“So steuern Sie Ihre Chefs” – wie Sie Ihre Doktoren überzeugen und Ihre Wünsche schneller erreichen.
Im letzten Blog-Artikel haben wir uns unter dem Motto „man kann nicht nicht kommunizieren“ mit der Frage beschäftigt, welche Erfolgsfaktoren zu einer guten Wirkung von Patientengesprächen beitragen. Sie haben gelernt, dass viel mehr als Wortwahl vor allem Aspekte wie Tonfall, Mimik, Gestik und Körpersprache wichtig sind.

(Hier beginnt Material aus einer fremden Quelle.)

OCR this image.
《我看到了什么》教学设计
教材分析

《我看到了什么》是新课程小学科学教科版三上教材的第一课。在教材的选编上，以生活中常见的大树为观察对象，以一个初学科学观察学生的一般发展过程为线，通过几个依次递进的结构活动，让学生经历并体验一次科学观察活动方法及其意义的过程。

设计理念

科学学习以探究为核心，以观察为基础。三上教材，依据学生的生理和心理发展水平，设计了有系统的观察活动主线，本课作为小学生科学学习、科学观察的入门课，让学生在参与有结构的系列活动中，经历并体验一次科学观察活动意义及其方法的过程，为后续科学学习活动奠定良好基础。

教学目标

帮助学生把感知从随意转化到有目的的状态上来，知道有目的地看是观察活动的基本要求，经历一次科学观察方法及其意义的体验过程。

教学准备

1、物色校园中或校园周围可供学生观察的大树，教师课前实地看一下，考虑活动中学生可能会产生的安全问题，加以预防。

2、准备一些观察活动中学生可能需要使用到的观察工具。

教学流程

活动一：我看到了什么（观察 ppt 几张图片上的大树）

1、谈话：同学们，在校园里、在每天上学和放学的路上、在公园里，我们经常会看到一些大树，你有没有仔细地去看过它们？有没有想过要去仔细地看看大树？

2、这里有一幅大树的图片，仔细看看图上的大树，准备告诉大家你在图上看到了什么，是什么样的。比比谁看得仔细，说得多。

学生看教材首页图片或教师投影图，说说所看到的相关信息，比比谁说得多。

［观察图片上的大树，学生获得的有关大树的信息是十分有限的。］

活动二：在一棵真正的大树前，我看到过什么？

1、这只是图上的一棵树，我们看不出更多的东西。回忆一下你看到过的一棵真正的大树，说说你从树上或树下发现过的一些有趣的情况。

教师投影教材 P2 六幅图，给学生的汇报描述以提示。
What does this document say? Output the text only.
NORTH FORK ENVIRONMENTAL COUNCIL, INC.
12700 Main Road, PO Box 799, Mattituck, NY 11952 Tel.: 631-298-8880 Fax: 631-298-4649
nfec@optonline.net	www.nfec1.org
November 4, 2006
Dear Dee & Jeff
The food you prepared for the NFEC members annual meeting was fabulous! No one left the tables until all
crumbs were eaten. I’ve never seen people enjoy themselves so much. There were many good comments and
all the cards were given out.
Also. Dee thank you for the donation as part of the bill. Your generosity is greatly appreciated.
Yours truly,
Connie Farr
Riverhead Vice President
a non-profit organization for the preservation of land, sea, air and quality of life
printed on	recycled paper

Heute möchte ich Ihnen einige Hintergründe und Tipps zur Kommunikation im Team geben. Im Team bedeutet zum einen Kommunikation mit Ihren Kolleginnen und Kollegen und zum anderen Kommunikation mit Ihrem Chef.
Im Gegensatz zur Kommunikation mit Patienten gibt es in der Kommunikation innerhalb des Praxisteams zusätzliche Herausforderungen zu meistern. Sie verbringen über das Jahr gesehen oft mehr Zeit gemeinsam mit Ihren Kolleginnen und Kollegen als mit Ihrer Familie. Deshalb ist es wichtig, dass die Arbeitsatmosphäre passt. Wer jeden Tag mit einem mulmigen Gefühl in die Arztpraxis kommt oder vielleicht sogar schon dicke Halsvenen bekommt, wenn er eine bestimmte Kollegin trifft, benötigt dafür viel Energie und Kraft und kann sich nicht voll auf die Arbeit konzentrieren. Deshalb spielt die Vermeidung von Missstimmungen und Konflikten eine große Bedeutung. Gute Kommunikation kann zur Konfliktprävention beitragen und Deeskalation schneller ermöglichen.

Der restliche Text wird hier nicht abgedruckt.